Tasnim news agency said that it obtained footage of the attack that took place in Syria’s eastern city of Al Bukamal near the border with Iraq.
According to the report, the U.S. had claimed that the trucks were carrying weapons, but the footage refuted the claim.
The video showed passers-by unloading a truck, with Tasnim saying that the vehicle’s driver allowed residents to unload it as he became sure that it was impossible to transfer the food to the central and western parts of Syria.
The report didn’t specify the exact time of the attack, but Reuters on Monday cited an Iraqi border official as saying that unidentified aircraft targeted a 10-truck truck convoy that crossed from Iraq to Syria on Sunday night.
The attack is seen as a U.S. attempt to disrupt imports from Iraq as another way to bring Syrians under pressure, and as a way to get revenge on the Syrian nation amid the U.S. inability to prevent attacks on its bases in Syria.
The strikes came amid rising anti-U.S. sentiment over Washington’s firm support for the Israeli onslaught against Palestinians in the besieged Gaza Strip, which has killed more than 9,000 Palestinians, mostly women and children.
The U.S. military has stationed its forces and equipment in northeastern Syria, with the Pentagon claiming that the deployment is aimed at preventing the oil fields in the area from falling into the hands of Daesh terrorists.
Damascus maintains that the deployment is meant to plunder Syria’s natural resources. Former U.S. President Donald Trump admitted on several occasions that American forces were in the Arab country for its oil wealth.
The Syrian nation has already been under U.S. pressure since 2011. Washington and its Western allies have dramatically tightened their economic sanctions and restrictions on Damascus after 2011 when the Arab country found itself in the grip of rampant foreign-backed militancy and terrorism.

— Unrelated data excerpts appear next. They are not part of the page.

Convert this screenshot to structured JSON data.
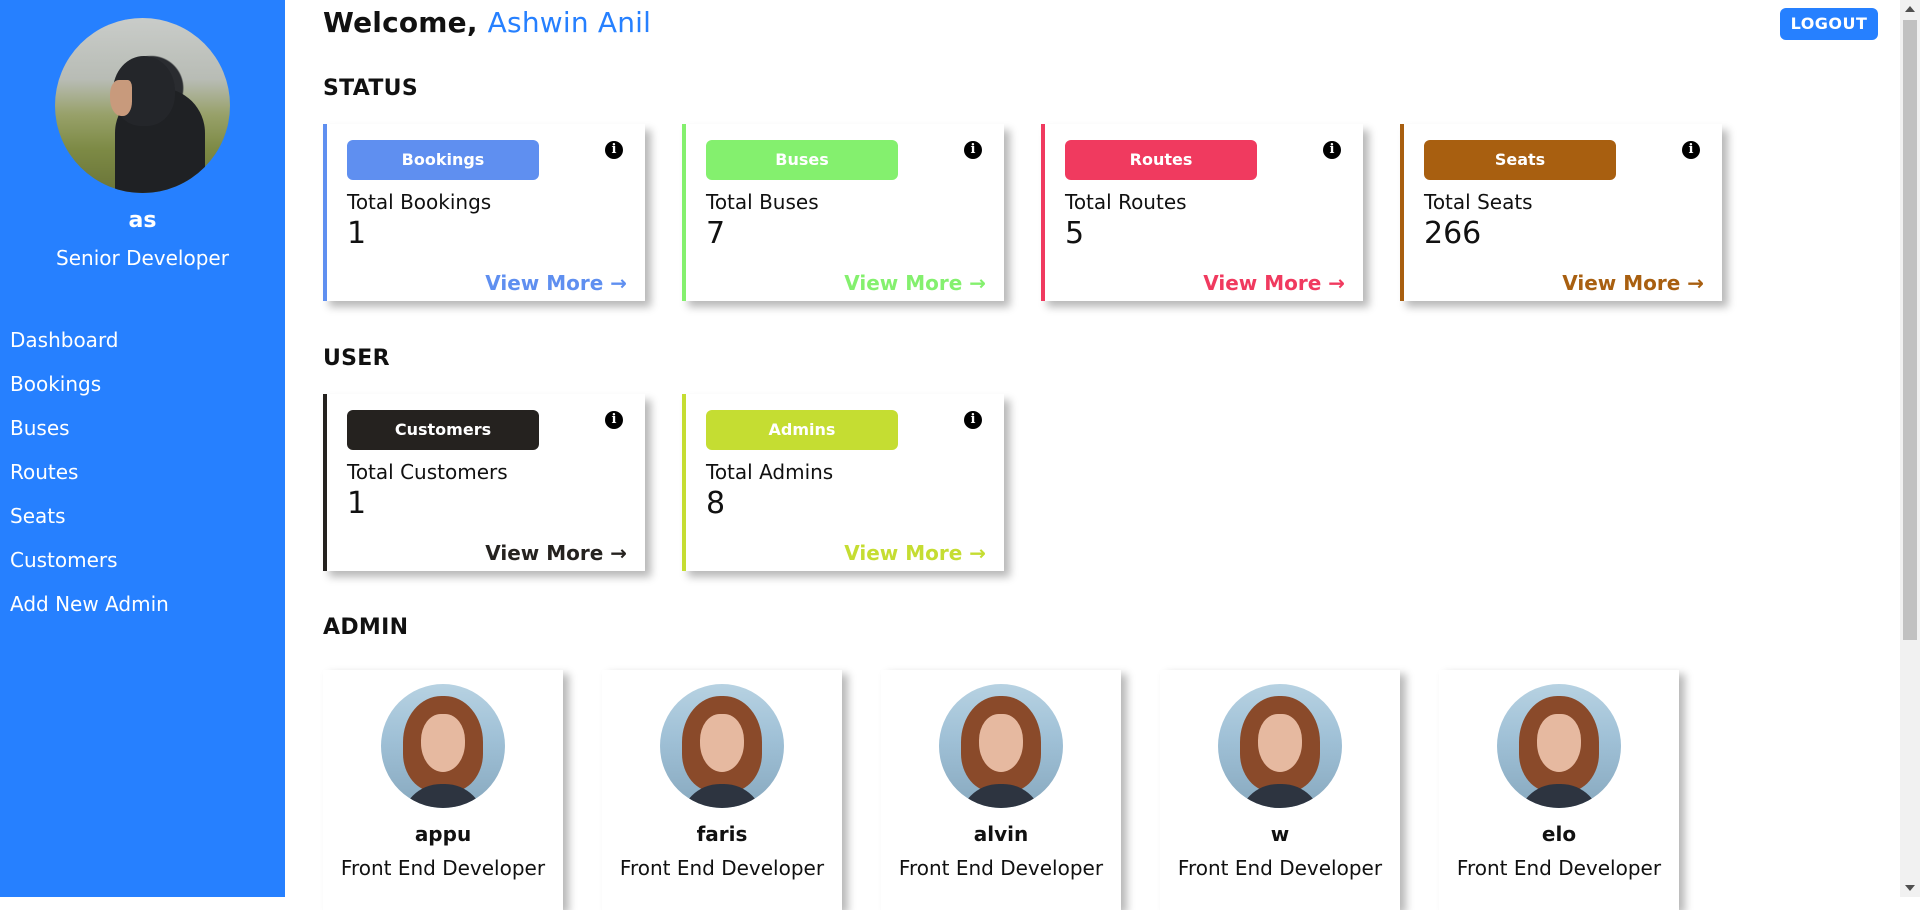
{
  "sidebar": {
    "profile_name": "as",
    "profile_role": "Senior Developer",
    "items": [
      {
        "label": "Dashboard"
      },
      {
        "label": "Bookings"
      },
      {
        "label": "Buses"
      },
      {
        "label": "Routes"
      },
      {
        "label": "Seats"
      },
      {
        "label": "Customers"
      },
      {
        "label": "Add New Admin"
      }
    ]
  },
  "header": {
    "welcome_prefix": "Welcome, ",
    "user_name": "Ashwin Anil",
    "logout_label": "LOGOUT"
  },
  "status": {
    "title": "STATUS",
    "cards": [
      {
        "badge": "Bookings",
        "label": "Total Bookings",
        "value": "1",
        "more": "View More →",
        "color": "#5f8ff0"
      },
      {
        "badge": "Buses",
        "label": "Total Buses",
        "value": "7",
        "more": "View More →",
        "color": "#84f06e"
      },
      {
        "badge": "Routes",
        "label": "Total Routes",
        "value": "5",
        "more": "View More →",
        "color": "#f03a5f"
      },
      {
        "badge": "Seats",
        "label": "Total Seats",
        "value": "266",
        "more": "View More →",
        "color": "#a85f10"
      }
    ]
  },
  "user": {
    "title": "USER",
    "cards": [
      {
        "badge": "Customers",
        "label": "Total Customers",
        "value": "1",
        "more": "View More →",
        "color": "#25221f"
      },
      {
        "badge": "Admins",
        "label": "Total Admins",
        "value": "8",
        "more": "View More →",
        "color": "#c5dd32"
      }
    ]
  },
  "admin": {
    "title": "ADMIN",
    "people": [
      {
        "name": "appu",
        "role": "Front End Developer"
      },
      {
        "name": "faris",
        "role": "Front End Developer"
      },
      {
        "name": "alvin",
        "role": "Front End Developer"
      },
      {
        "name": "w",
        "role": "Front End Developer"
      },
      {
        "name": "elo",
        "role": "Front End Developer"
      }
    ]
  },
  "icons": {
    "info": "i"
  },
  "colors": {
    "sidebar": "#2680ff",
    "accent": "#2680ff"
  }
}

The U.S. coercive measures intensified even further with the passing of the Caesar Act in 2019, which targeted any individual and business that participated either directly or indirectly in Syria’s reconstruction efforts.
Syrians are forced to rely on imports from Iraq as Washington and US-backed forces have occupied areas that served as food baskets for Syria, unleashing a food crisis in the country.